I turns out that copy operations between the host and Tahiti device are quite some bottleneck (profiled using OpenCL profiling). I made a short test and got results which are not fully clear to me (rather slow copy rates) and I hence my question where the residual time is lost:
I create a C++ / OpenCL buffer of size n megabytes (1 MB here is 1024^2 char), and in a loop of q iterations copy data to or from the device, eg:
int memSize = n * 1024 * 1024;
for (int iter = 0; iter < q; ++iter)
commandQu.enqueueWriteBuffer(buf, CL_TRUE, 0, memSize, mem, 0, 0);
and measure the total looping time for 200 iterations (so q = 200).
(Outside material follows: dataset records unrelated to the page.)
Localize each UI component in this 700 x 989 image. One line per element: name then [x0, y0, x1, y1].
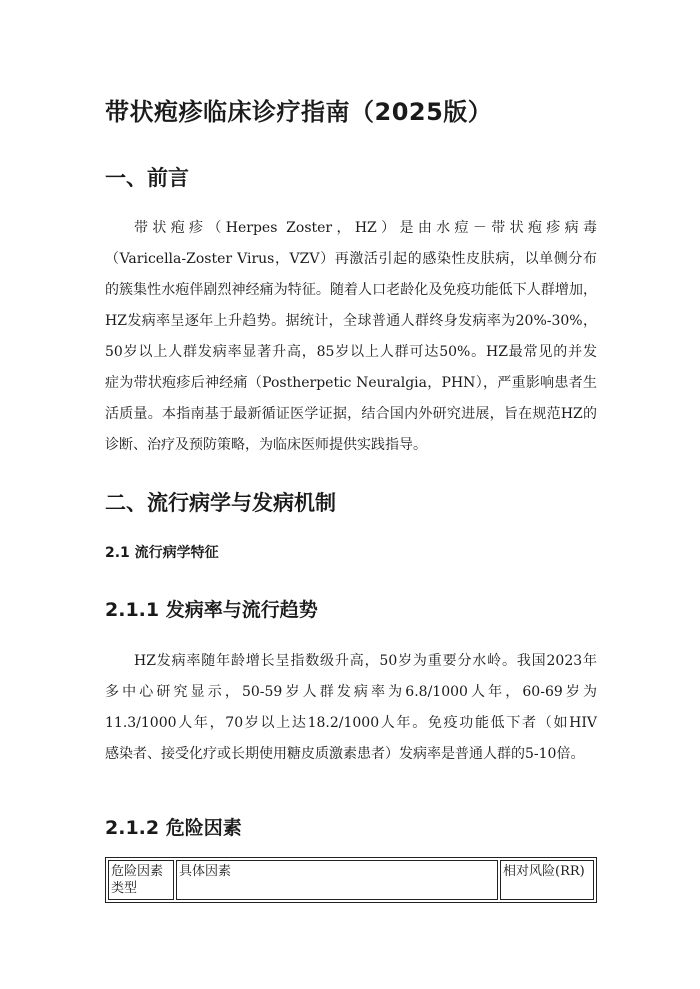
risk-factors-heading: 2.1.2 危险因素 — [105, 817, 242, 839]
epidemiology-heading: 二、流行病学与发病机制 — [105, 491, 336, 515]
document-title: 带状疱疹临床诊疗指南（2025版） — [105, 98, 493, 126]
paragraph-line: 多中心研究显示，50-59岁人群发病率为6.8/1000人年，60-69岁为 — [105, 684, 597, 700]
paragraph-line: 感染者、接受化疗或长期使用糖皮质激素患者）发病率是普通人群的5-10倍。 — [105, 746, 585, 762]
paragraph-line: 的簇集性水疱伴剧烈神经痛为特征。随着人口老龄化及免疫功能低下人群增加， — [105, 282, 597, 298]
preface-heading: 一、前言 — [105, 166, 189, 190]
paragraph-line: 11.3/1000人年，70岁以上达18.2/1000人年。免疫功能低下者（如HIV — [105, 715, 597, 731]
epidemiology-subheading: 2.1 流行病学特征 — [105, 545, 219, 561]
paragraph-line: 诊断、治疗及预防策略，为临床医师提供实践指导。 — [105, 437, 427, 453]
table-header-rr: 相对风险(RR) — [500, 860, 594, 900]
paragraph-line: 50岁以上人群发病率显著升高，85岁以上人群可达50%。HZ最常见的并发 — [105, 344, 597, 360]
paragraph-line: HZ发病率呈逐年上升趋势。据统计，全球普通人群终身发病率为20%-30%， — [105, 313, 597, 329]
table-header-type: 危险因素类型 — [108, 860, 174, 900]
paragraph-line: 带状疱疹（Herpes Zoster，HZ）是由水痘－带状疱疹病毒 — [134, 220, 597, 236]
risk-factors-table — [105, 857, 597, 903]
table-header-row — [108, 860, 594, 900]
paragraph-line: （Varicella-Zoster Virus，VZV）再激活引起的感染性皮肤病，以单侧分布 — [105, 251, 597, 267]
table-header-factor: 具体因素 — [176, 860, 498, 900]
preface-paragraph — [105, 213, 597, 461]
incidence-paragraph — [105, 646, 597, 770]
paragraph-line: 症为带状疱疹后神经痛（Postherpetic Neuralgia，PHN），严重影响患者生 — [105, 375, 597, 391]
paragraph-line: 活质量。本指南基于最新循证医学证据，结合国内外研究进展，旨在规范HZ的 — [105, 406, 597, 422]
paragraph-line: HZ发病率随年龄增长呈指数级升高，50岁为重要分水岭。我国2023年 — [134, 653, 597, 669]
incidence-heading: 2.1.1 发病率与流行趋势 — [105, 599, 318, 621]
For a 7970 at PCIe 2.0, x16 and RAM DDR3-1333 I get:
n = 32 (32 MB): 1.49 s
n = 64 (64 MB): 2.89 s
n = 128 (128 MB): 5.65 s
n = 256 (256 MB): 11.56 s
n = 512 (512 MB): 22.98 s
So the run-time is obviously almost a linear function of the buffer size, and the launch-overhead thus relatively small. However I had expected shorter runtimes: PCIe 2.0 at x16 has a bandwidth of 8 GB/s; for the last case (n = 512) we get 200 * 512 MB and hence under optimal conditions the copying should take only 12.5 - 13 seconds -> but I am almost double that figure.
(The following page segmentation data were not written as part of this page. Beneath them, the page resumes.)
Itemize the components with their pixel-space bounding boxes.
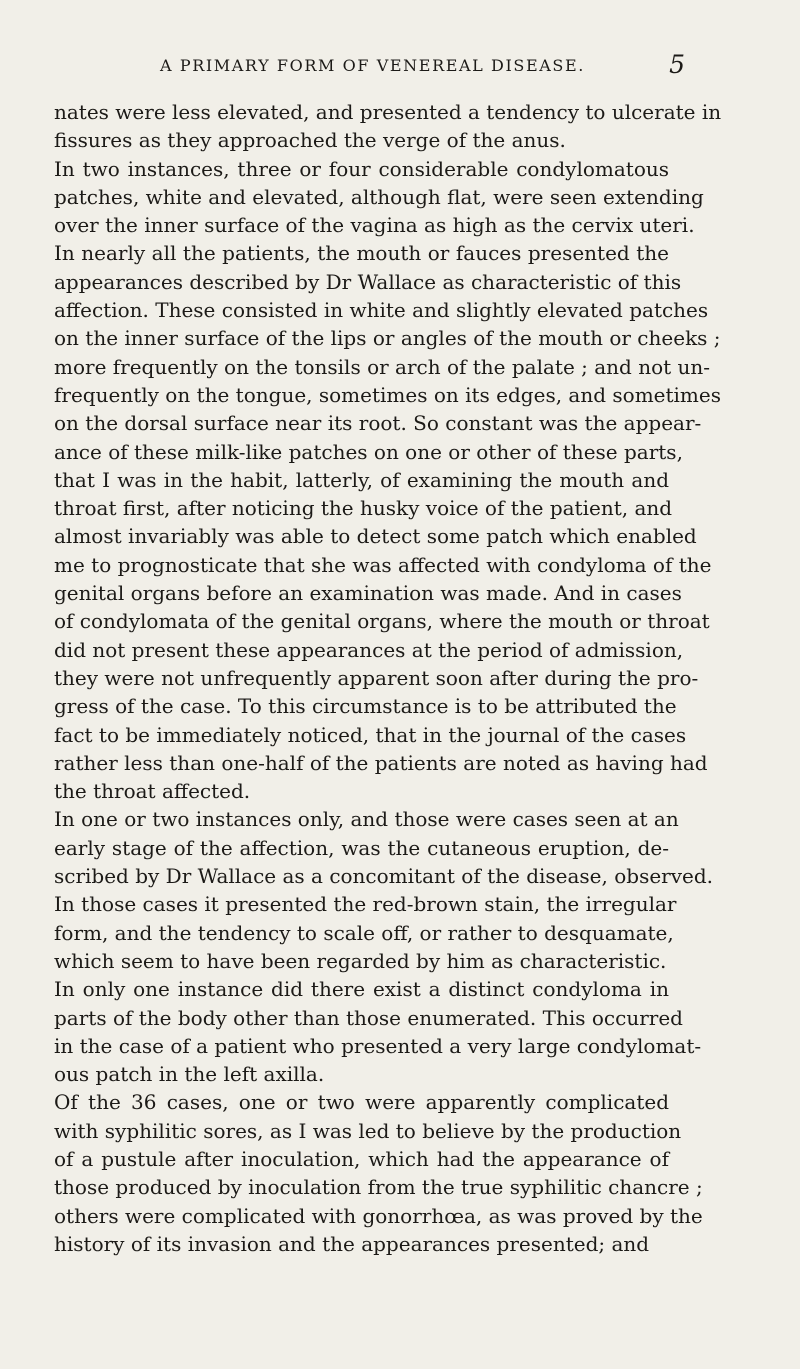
text-line: ous patch in the left axilla. xyxy=(54,1062,325,1087)
text-line: history of its invasion and the appearances presented; and xyxy=(54,1231,650,1256)
text-line: In only one instance did there exist a distinct condyloma in xyxy=(54,977,669,1002)
text-line: fact to be immediately noticed, that in the journal of the cases xyxy=(54,722,687,747)
text-line: that I was in the habit, latterly, of examining the mouth and xyxy=(54,467,669,492)
running-title: A PRIMARY FORM OF VENEREAL DISEASE. xyxy=(160,56,585,75)
text-line: of condylomata of the genital organs, where the mouth or throat xyxy=(54,609,710,634)
text-line: frequently on the tongue, sometimes on its edges, and sometimes xyxy=(54,382,721,407)
text-line: genital organs before an examination was made. And in cases xyxy=(54,581,682,606)
text-line: did not present these appearances at the period of admission, xyxy=(54,637,684,662)
text-line: more frequently on the tonsils or arch of the palate ; and not un- xyxy=(54,354,711,379)
text-line: In one or two instances only, and those were cases seen at an xyxy=(54,807,679,832)
page-number: 5 xyxy=(669,50,685,79)
text-line: ance of these milk-like patches on one or other of these parts, xyxy=(54,439,683,464)
text-line: form, and the tendency to scale off, or rather to desquamate, xyxy=(54,920,674,945)
text-line: early stage of the affection, was the cutaneous eruption, de- xyxy=(54,835,669,860)
text-line: parts of the body other than those enumerated. This occurred xyxy=(54,1005,683,1030)
text-line: nates were less elevated, and presented a tendency to ulcerate in xyxy=(54,100,722,124)
page-header xyxy=(90,52,685,82)
text-line: In those cases it presented the red-brown stain, the irregular xyxy=(54,892,677,917)
text-line: scribed by Dr Wallace as a concomitant of the disease, observed. xyxy=(54,864,714,889)
body-text xyxy=(54,98,722,1258)
text-line: In nearly all the patients, the mouth or fauces presented the xyxy=(54,241,669,266)
text-line: those produced by inoculation from the true syphilitic chancre ; xyxy=(54,1175,703,1200)
text-line: they were not unfrequently apparent soon after during the pro- xyxy=(54,665,699,690)
text-line: with syphilitic sores, as I was led to believe by the production xyxy=(54,1118,682,1143)
text-line: affection. These consisted in white and slightly elevated patches xyxy=(54,298,709,323)
text-line: Of the 36 cases, one or two were apparently complicated xyxy=(54,1090,669,1115)
text-line: gress of the case. To this circumstance is to be attributed the xyxy=(54,694,677,719)
text-line: appearances described by Dr Wallace as characteristic of this xyxy=(54,269,682,294)
text-line: In two instances, three or four considerable condylomatous xyxy=(54,156,669,181)
text-line: patches, white and elevated, although flat, were seen extending xyxy=(54,184,704,209)
text-line: in the case of a patient who presented a very large condylomat- xyxy=(54,1033,702,1058)
text-line: others were complicated with gonorrhœa, as was proved by the xyxy=(54,1203,703,1228)
text-line: throat first, after noticing the husky voice of the patient, and xyxy=(54,496,673,521)
text-line: of a pustule after inoculation, which had the appearance of xyxy=(54,1146,669,1171)
text-line: which seem to have been regarded by him as characteristic. xyxy=(54,948,667,973)
text-line: over the inner surface of the vagina as high as the cervix uteri. xyxy=(54,213,695,238)
text-line: fissures as they approached the verge of the anus. xyxy=(54,128,566,153)
text-line: on the inner surface of the lips or angles of the mouth or cheeks ; xyxy=(54,326,721,351)
text-line: rather less than one-half of the patients are noted as having had xyxy=(54,750,708,775)
text-line: the throat affected. xyxy=(54,779,251,804)
text-line: almost invariably was able to detect some patch which enabled xyxy=(54,524,697,549)
text-line: on the dorsal surface near its root. So constant was the appear- xyxy=(54,411,702,436)
text-line: me to prognosticate that she was affected with condyloma of the xyxy=(54,552,712,577)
Now the question: Where does the difference come from? Would I achieve 8 GB/s only if multiple host threads reading / writing to multiple buffers in parallel are used? If not, what else could make the difference? Is there some practical way to get closer to the theoretical 8 GB/s limit?
BTW, I also noted that if the OpenCL device is a CPU (here an Intel SB) copying times are closer to the theroretical limit (which should be around 10.6 GB/s IIRC) but still quite off, e.g. 14.70 s for the 512 MB iteration.
any hints much appreciated and thanks!